1. “You . . . were dead in trespasses and sins” (v. 1). The very first statement is a knockout punch. Truly, nothing more need be said for man to know that his situation is hopeless. Dead—due to conscious and deliberate sin. By this means, Paul makes clear that man is helpless before God: a dead man can do nothing for himself or for anyone else.
2. “Ye walked according to the course of this world” (v. 2). The “course of this world” is one governed by Adam’s fall through sin, God’s curse upon him and his progeny, and man’s consequent complete separation from God.
3. “[Ye walked] according to the prince of the power of the air” (v. 2). Paul further explains that this “prince,” who is Satan, is the same “spirit that now worketh in the children of disobedience.” Not only are all men citizens of a world separated from God and under His condign curse but they are also governed by a malevolent dictator who wishes them ill and against whom they have no recourse.

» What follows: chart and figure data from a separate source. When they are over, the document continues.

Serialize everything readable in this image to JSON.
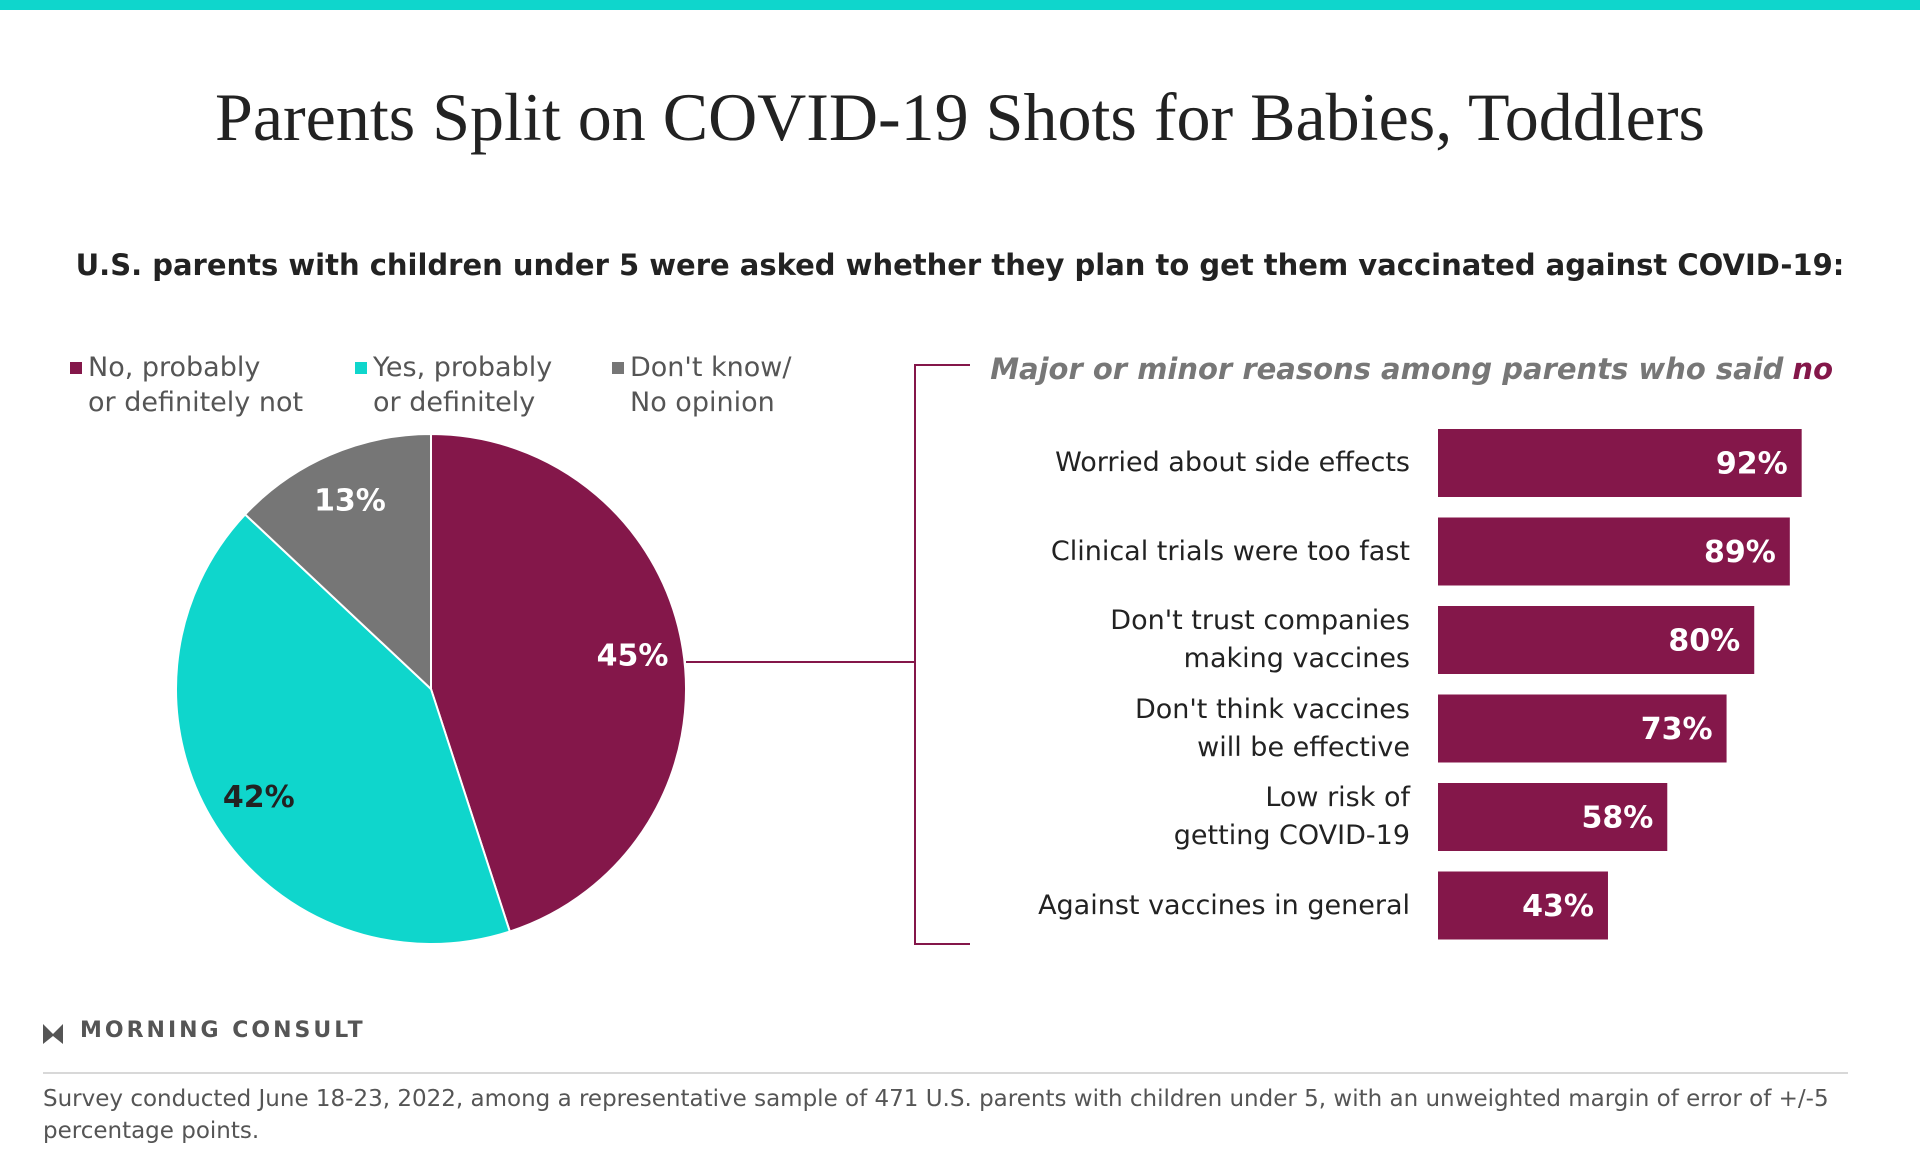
{
  "title": "Parents Split on COVID-19 Shots for Babies, Toddlers",
  "subtitle": "U.S. parents with children under 5 were asked whether they plan to get them vaccinated against COVID-19:",
  "brand": "MORNING CONSULT",
  "footnote": "Survey conducted June 18-23, 2022, among a representative sample of 471 U.S. parents with children under 5, with an unweighted margin of error of +/-5 percentage points.",
  "chart_data": [
    {
      "type": "pie",
      "categories": [
        "No, probably\nor definitely not",
        "Yes, probably\nor definitely",
        "Don't know/\nNo opinion"
      ],
      "values": [
        45,
        42,
        13
      ],
      "value_labels": [
        "45%",
        "42%",
        "13%"
      ],
      "colors": [
        "#84174a",
        "#0fd6cc",
        "#767676"
      ]
    },
    {
      "type": "hbar",
      "title": "Major or minor reasons among parents who said",
      "title_emphasis": "no",
      "categories": [
        "Worried about side effects",
        "Clinical trials were too fast",
        "Don't trust companies\nmaking vaccines",
        "Don't think vaccines\nwill be effective",
        "Low risk of\ngetting COVID-19",
        "Against vaccines in general"
      ],
      "values": [
        92,
        89,
        80,
        73,
        58,
        43
      ],
      "value_labels": [
        "92%",
        "89%",
        "80%",
        "73%",
        "58%",
        "43%"
      ],
      "color": "#84174a"
    }
  ]
}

4. “We were by nature the children of wrath” (v. 3). If the first statement contained a knockout punch, this one delivers the death blow. “Nature” speaks of man’s constitution, his unchangeable essence. In other words because of sin, every person enters this world under God’s wrath, which is His holy attitude toward sin, and under a sentence of eternal damnation.
As if that were not enough, Paul adds to the hopelessness of the Gentile condition these additional indictments.
5. “Ye . . . were without Christ” (v. 12). The Messiah came through Israel and was promised by covenant to the Jewish people. Christ is the only means of salvation; to be without Him is to be without the means of salvation and without any hope of obtaining that salvation.
6. “Aliens [i.e., “excluded from”] the commonwealth of Israel” (v. 12). Since every covenant God made was with His chosen nation, Israel, exclusion from that nation meant that no promise of God pertained to such a person. The next two phrases are appositional elaborations of this fact.
7. “Strangers from the covenants of promise” (v. 12). A stranger, or alien, is one without legal rights or protections. Not one good thing that God could or would do did He covenant to do for a Gentile.
8. “Having no hope” (v. 12). The two essential elements of hell are eternal punishment and no hope of any reprieve. Though fictitious, Dante’s imagined inscription on the gates of hell is appropriate: “Abandon all hope, ye who enter here.” Paul declares the plight of the Gentile to be that he was lost in sin, deserving of and headed to hell, and headed there without any hope of deliverance.
9. “Without God in the world” (v. 12). Gentiles had no promise from God because God had made His covenant promises exclusively with Israel. Here, Paul pulls the rug from under the last remaining shred of hope. Not only did the Gentiles have no covenant, and consequently no promise from God, they were without God. That is, they were unaware of His existence and incapable of approaching Him.
It is impossible to imagine a more desperate situation than this nine-count indictment delivered by inspiration of the Spirit of God. But this infinite bleakness is punctuated by two statements, one following each passage cited above. “But God . . . hath quickened us together with Christ. . . . For by grace are ye saved through faith. But now in Christ Jesus ye . . . are made nigh by the blood of Christ” (vv. 4, 5, 8, 13).